Глава 13 (33)
18 октября 2016 г., 15:03
Примечания:
Извините, вот такое настроение у автора:
http://xmusic.me/s/14747131-bratya_Micshuki_-_Uhodyacshemu_-_Sinaj/
Никогда не верил, что время линейно. Не знаю, почему. Дети, как мне кажется, к этой жизненной категории довольно равнодушны и вспоминают про нее, только когда мамы зазывают их со двора ужинать или отбирают книжку со сказками, потому что пора спать.
А я, сколько себя помню, время всегда ощущал.
И всегда по-разному.
Длинным, обманчиво застывшим и почему-то ужасно пустым — утром первого января.

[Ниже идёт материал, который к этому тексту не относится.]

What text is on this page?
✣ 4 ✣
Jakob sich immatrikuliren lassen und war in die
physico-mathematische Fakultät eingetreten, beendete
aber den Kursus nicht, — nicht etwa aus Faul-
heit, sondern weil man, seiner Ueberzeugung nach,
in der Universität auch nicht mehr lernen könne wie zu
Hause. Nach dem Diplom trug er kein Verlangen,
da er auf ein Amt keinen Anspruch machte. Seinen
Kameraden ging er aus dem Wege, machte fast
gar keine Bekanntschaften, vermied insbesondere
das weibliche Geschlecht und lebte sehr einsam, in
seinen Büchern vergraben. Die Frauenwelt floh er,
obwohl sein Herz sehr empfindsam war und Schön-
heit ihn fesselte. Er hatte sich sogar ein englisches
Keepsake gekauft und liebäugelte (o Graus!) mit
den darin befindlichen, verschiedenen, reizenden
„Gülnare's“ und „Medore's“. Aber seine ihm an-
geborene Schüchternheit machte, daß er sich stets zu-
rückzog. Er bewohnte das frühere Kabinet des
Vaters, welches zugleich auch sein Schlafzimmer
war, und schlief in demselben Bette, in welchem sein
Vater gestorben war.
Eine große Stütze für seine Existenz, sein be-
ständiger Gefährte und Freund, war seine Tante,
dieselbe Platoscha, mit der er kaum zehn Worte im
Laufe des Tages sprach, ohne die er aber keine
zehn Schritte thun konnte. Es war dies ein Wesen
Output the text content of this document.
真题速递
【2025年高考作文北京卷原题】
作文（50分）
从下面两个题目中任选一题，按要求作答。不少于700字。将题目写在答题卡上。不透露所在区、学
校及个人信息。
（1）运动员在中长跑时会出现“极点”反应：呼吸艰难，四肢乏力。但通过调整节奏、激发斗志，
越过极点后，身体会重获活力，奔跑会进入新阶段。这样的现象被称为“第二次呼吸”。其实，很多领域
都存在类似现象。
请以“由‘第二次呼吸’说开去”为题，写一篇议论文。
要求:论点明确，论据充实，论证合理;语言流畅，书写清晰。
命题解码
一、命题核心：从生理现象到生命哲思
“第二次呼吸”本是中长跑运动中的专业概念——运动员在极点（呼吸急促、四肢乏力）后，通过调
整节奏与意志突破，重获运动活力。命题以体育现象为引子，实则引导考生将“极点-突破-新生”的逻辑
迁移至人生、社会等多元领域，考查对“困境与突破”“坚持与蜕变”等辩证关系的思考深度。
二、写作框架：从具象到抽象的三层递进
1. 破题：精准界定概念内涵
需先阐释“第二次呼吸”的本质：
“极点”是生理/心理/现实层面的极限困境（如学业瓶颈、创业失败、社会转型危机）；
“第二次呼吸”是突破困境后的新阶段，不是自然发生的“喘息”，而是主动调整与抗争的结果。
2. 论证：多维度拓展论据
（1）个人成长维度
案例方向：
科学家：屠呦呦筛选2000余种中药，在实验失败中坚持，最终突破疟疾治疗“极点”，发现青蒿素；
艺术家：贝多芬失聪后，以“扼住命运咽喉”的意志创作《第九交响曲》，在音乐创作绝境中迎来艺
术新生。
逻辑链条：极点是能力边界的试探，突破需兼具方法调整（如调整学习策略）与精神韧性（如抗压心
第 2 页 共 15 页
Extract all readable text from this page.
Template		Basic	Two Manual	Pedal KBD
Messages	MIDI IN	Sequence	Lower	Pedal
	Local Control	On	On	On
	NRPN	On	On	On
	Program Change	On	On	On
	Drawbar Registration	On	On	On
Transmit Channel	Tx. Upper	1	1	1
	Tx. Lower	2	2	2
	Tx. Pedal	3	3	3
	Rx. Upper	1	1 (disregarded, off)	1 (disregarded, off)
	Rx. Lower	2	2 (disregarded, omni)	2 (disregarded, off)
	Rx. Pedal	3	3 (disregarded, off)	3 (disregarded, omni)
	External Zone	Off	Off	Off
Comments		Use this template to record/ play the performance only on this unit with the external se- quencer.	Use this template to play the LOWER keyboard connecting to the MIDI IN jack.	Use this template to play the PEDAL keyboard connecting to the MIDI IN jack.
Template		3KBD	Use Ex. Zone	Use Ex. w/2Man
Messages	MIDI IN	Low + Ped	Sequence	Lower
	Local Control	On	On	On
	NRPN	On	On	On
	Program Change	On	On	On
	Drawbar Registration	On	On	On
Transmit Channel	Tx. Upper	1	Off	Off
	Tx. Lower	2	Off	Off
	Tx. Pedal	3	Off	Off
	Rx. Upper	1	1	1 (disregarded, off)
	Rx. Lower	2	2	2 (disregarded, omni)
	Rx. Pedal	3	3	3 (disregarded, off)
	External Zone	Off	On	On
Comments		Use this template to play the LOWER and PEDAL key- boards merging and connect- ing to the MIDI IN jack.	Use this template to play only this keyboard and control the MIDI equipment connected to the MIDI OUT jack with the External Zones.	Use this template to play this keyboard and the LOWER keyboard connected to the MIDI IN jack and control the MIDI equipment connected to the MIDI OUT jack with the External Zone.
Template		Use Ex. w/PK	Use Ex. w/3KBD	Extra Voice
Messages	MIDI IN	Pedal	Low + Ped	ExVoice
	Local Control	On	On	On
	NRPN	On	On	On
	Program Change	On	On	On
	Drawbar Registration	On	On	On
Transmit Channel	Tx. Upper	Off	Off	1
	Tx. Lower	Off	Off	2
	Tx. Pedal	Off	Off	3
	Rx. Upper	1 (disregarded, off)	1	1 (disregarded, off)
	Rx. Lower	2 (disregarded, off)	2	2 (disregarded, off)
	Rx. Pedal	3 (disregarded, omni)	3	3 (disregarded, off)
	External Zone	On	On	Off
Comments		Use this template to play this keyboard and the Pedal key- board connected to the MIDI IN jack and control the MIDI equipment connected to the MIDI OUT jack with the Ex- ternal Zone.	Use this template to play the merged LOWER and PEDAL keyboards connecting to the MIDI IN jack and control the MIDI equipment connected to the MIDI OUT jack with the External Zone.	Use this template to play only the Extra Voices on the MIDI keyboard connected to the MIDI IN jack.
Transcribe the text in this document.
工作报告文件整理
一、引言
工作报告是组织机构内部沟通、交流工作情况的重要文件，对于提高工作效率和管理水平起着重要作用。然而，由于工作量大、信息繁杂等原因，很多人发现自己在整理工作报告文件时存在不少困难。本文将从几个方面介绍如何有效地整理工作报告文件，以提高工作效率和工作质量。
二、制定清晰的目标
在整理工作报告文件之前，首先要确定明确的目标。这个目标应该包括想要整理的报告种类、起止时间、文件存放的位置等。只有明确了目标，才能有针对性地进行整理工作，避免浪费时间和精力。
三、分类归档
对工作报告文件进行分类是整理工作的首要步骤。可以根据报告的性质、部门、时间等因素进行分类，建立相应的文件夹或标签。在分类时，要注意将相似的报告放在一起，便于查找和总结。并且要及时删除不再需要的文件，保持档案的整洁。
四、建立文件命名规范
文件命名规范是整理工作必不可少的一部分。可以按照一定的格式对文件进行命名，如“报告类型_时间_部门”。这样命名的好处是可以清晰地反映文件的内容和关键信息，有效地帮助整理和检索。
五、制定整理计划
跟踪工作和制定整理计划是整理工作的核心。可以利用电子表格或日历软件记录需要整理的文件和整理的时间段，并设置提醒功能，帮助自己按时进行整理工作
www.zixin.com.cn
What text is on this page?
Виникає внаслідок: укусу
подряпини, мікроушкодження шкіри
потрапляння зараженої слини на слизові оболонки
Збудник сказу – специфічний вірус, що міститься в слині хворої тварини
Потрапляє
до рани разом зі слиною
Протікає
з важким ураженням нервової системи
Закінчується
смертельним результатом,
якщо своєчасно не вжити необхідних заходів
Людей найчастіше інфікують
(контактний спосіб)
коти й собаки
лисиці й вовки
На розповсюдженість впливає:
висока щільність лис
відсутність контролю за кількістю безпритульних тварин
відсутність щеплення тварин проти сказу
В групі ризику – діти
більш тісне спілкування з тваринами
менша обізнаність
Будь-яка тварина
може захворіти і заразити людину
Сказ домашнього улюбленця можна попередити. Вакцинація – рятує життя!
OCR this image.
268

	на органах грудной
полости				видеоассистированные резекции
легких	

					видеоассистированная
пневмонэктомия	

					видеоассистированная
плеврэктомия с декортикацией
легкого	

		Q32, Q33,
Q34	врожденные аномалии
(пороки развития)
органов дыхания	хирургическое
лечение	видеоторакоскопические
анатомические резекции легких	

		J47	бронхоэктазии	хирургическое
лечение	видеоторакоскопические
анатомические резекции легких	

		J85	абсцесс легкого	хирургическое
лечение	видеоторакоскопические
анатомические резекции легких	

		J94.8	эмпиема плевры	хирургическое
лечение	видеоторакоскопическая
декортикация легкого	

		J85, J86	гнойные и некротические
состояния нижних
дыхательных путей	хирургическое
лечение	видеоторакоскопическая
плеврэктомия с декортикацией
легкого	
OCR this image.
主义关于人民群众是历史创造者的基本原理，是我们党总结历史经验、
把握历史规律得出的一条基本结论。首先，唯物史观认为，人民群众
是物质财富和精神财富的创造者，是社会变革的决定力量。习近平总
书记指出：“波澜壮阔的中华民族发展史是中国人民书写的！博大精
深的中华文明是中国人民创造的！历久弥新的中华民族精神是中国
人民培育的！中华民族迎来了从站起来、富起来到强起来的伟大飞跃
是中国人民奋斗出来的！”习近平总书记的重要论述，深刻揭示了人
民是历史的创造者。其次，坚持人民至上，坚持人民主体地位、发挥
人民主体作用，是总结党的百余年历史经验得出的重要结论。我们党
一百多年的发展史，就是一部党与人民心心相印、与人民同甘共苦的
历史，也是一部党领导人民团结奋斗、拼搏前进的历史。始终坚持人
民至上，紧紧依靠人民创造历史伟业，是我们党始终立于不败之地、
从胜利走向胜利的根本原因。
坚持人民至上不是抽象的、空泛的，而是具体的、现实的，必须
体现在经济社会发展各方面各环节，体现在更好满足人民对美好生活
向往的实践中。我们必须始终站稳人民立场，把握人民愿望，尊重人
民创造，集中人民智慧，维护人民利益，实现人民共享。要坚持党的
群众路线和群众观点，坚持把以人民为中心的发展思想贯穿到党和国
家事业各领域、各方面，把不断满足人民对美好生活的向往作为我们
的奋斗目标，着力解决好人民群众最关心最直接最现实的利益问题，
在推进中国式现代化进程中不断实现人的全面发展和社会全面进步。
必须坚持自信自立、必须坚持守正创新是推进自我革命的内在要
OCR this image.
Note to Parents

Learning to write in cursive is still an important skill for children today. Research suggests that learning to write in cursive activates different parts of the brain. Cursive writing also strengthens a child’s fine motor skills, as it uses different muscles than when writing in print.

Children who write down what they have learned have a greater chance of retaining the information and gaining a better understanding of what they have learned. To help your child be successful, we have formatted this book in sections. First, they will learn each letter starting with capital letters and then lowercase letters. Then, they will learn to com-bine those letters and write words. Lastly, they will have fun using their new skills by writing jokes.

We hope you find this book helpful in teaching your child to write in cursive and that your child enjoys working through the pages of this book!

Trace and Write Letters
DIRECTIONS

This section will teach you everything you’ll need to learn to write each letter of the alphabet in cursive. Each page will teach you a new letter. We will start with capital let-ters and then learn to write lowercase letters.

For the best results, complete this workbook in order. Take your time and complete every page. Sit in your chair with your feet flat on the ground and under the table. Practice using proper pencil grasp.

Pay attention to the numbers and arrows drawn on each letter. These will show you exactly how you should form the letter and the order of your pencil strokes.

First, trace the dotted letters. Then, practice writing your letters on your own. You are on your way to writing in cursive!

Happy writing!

Родители еще спят после дружеских посиделок-возлияний, а я тихонько пробираюсь в изножье их кровати, где на длинных тонких ножках стоит телевизор. Протягиваю руку, и рифленый кружок с выступом поворачивается с отчаянно громким щелчком… Я боюсь разбудить папу и маму, но в тихой квартире так невыносимо пусто, а за окнами безмолвно падает снег, и я делаю звук еле слышным и сижу мышонком на самом краешке их постели, да и не нужен мне звук, фильм про заколдованную Аленушку, злого Сатанеева и симпатичного Иванушку, который едет с маленькой сестренкой в Китеж-град, я и так знаю наизусть…
Стремительно истаивающим, буквально испаряющимся, когда я берусь за любимую книгу. О да! Маленький я читаю по ночам с фонариком, прячась под одеяло при звуке маминых шагов в коридоре, пережидая осторожное движение двери, когда она заглядывает в комнату, и повторяя про себя: не надо, не надо, не надо поправлять мне одеяло! Пожалуйста! И мама уходит, теперь уже до утра, а я опять читаю, пока не вздрагивают от взгляда в окно, за которым уже не темнота, а белесый рассвет. Куда оно делось?! Я ведь только что погасил свет…
Долгим, тяжелым, бессмысленно-неподъемным, как десятый подход на пресс… Это на тренировках, когда кажется, что стрелка больших круглых часов прилипла к одной цифре и больше не сдвинется никогда. Они висят под самым потолком спортзала и забраны для надежности несколькими металлическими прутьями, призванными защитить, если что, от случайного удара мячом. В странной, прихотливой акустике зала их мерного тиканья не слышно, да его и быть не может… стрелка же прилипла…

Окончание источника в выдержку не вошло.